I'm a Yamahaphile of sorts, it's what I've been buying for the last 2 decades at least. I recently insisted to my girlfriend, "I want my big speaker HT again" I think she was tired of dusting it. Anyway I started with a pair of Yamaha NS-777s and was introduced to the Bi-wiring concept. At the time I had a Yamaha RX-V373 I bought with a HTIB and didnt like the idea of bi-wiring the speakers through a 5.1 system,I thought it was asking too much of 2 channels. So I ran out and got a Yamaha RX-V677 7.2 receiver so I could do this. My question is, is it worth losing 2 speakers to bi-wire one set of speakers?


----------



## Bigun (Dec 6, 2009)

My opinion is 'no' - not worth it. I'd say bi-wiring has marginal benefits at best. I don't know if this is hot topic on the forum, I just popped in today on that rare occasion so hopefully this isn't going to degenerate into a big argument !

I come from a hi-fi background, not cinema so my answer is based on sound quality related to music listening only. The real benefit comes if you remove the speaker cross-over and use a line-level cross-over upstream to before the power amplifier - and you aren't going to be doing that.

My advice is to keep it simple. Keep speaker cables as short as possible, use good quality connects on the end, avoid sharp bends and other stresses, keep them clean and dry.


----------



## willis7469 (Jan 31, 2014)

I think the general consensus is bi-wiring is a waste. Bi-amping with active crossovers seems to be the way.


----------



## tonyvdb (Sep 5, 2007)

willis7469 said:


> I think the general consensus is bi-wiring is a waste. Bi-amping with active crossovers seems to be the way.


Agreed, and it needs to be done correctly and the cost is high to achieve it.


----------



## Rob514 (Nov 26, 2014)

and you aren't going to be doing that.


Um no Im not


----------



## NBPk402 (Feb 21, 2012)

tonyvdb said:


> Agreed, and it needs to be done correctly and the cost is high to achieve it.

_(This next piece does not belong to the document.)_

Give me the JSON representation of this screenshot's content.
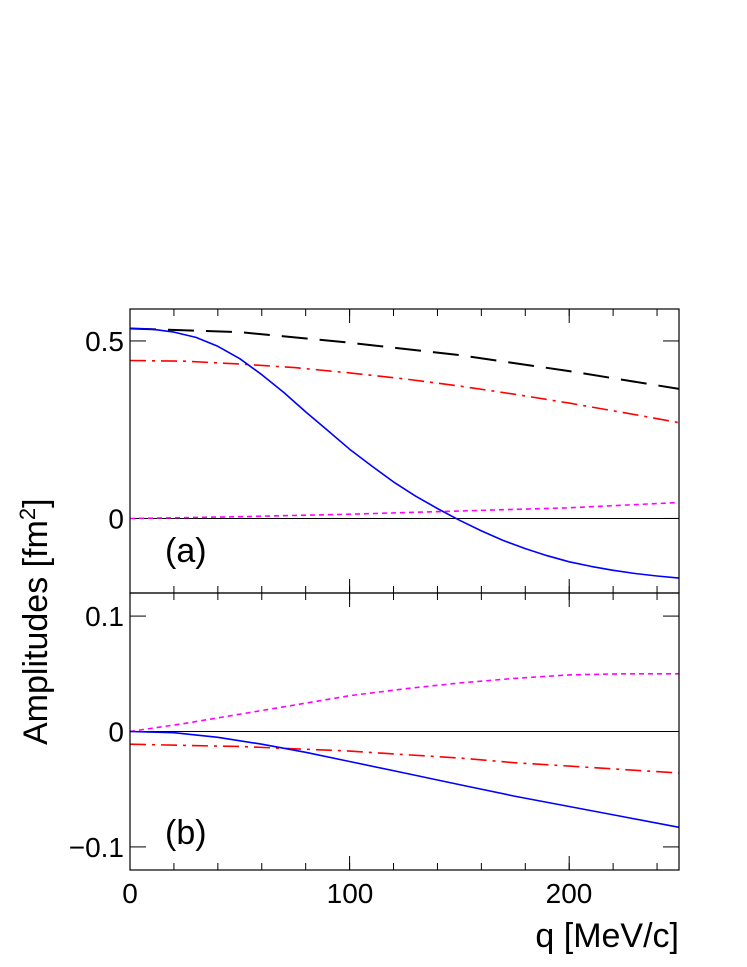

It doesn't have to be expensive...A single MiniDSP can do a pair of 2 ways.


----------



## ajinfla (May 10, 2009)

Rob514 said:


> My question is, is it worth losing 2 speakers to bi-wire one set of speakers?


That isn't buywiring, which is running a pair of wires to the same speaker off a single amp terminal. What you are describing is passive bi-amping, which is using another pair of amp channels in your AVR to power the high and low legs of your speakers internal parallel XO, via the separate hi/low terminals on rear, jumpers removed.
There is zero valid audibility evidence for the former and questionable benefit for the latter.
However it certainly is possible that one could hear a difference with passive biamping under a string of conditions, vs impossible, as I addressed here.
That's with 2ch. With MCH soundfields, it becomes extremely doubtful.

cheers,


----------



## kingnoob (Mar 12, 2013)

willis7469 said:


> I think the general consensus is bi-wiring is a waste. Bi-amping with active crossovers seems to be the way.


Yeah thicker speaker wire is usefull if you are running long cables but , bi-wiring is useless.


----------



## imported_juiceblrc (Apr 15, 2008)

I have tried it and the difference if any is very minor.


----------



## imported_juiceblrc (Apr 15, 2008)

For $5 of speaker wire you could try it out.


----------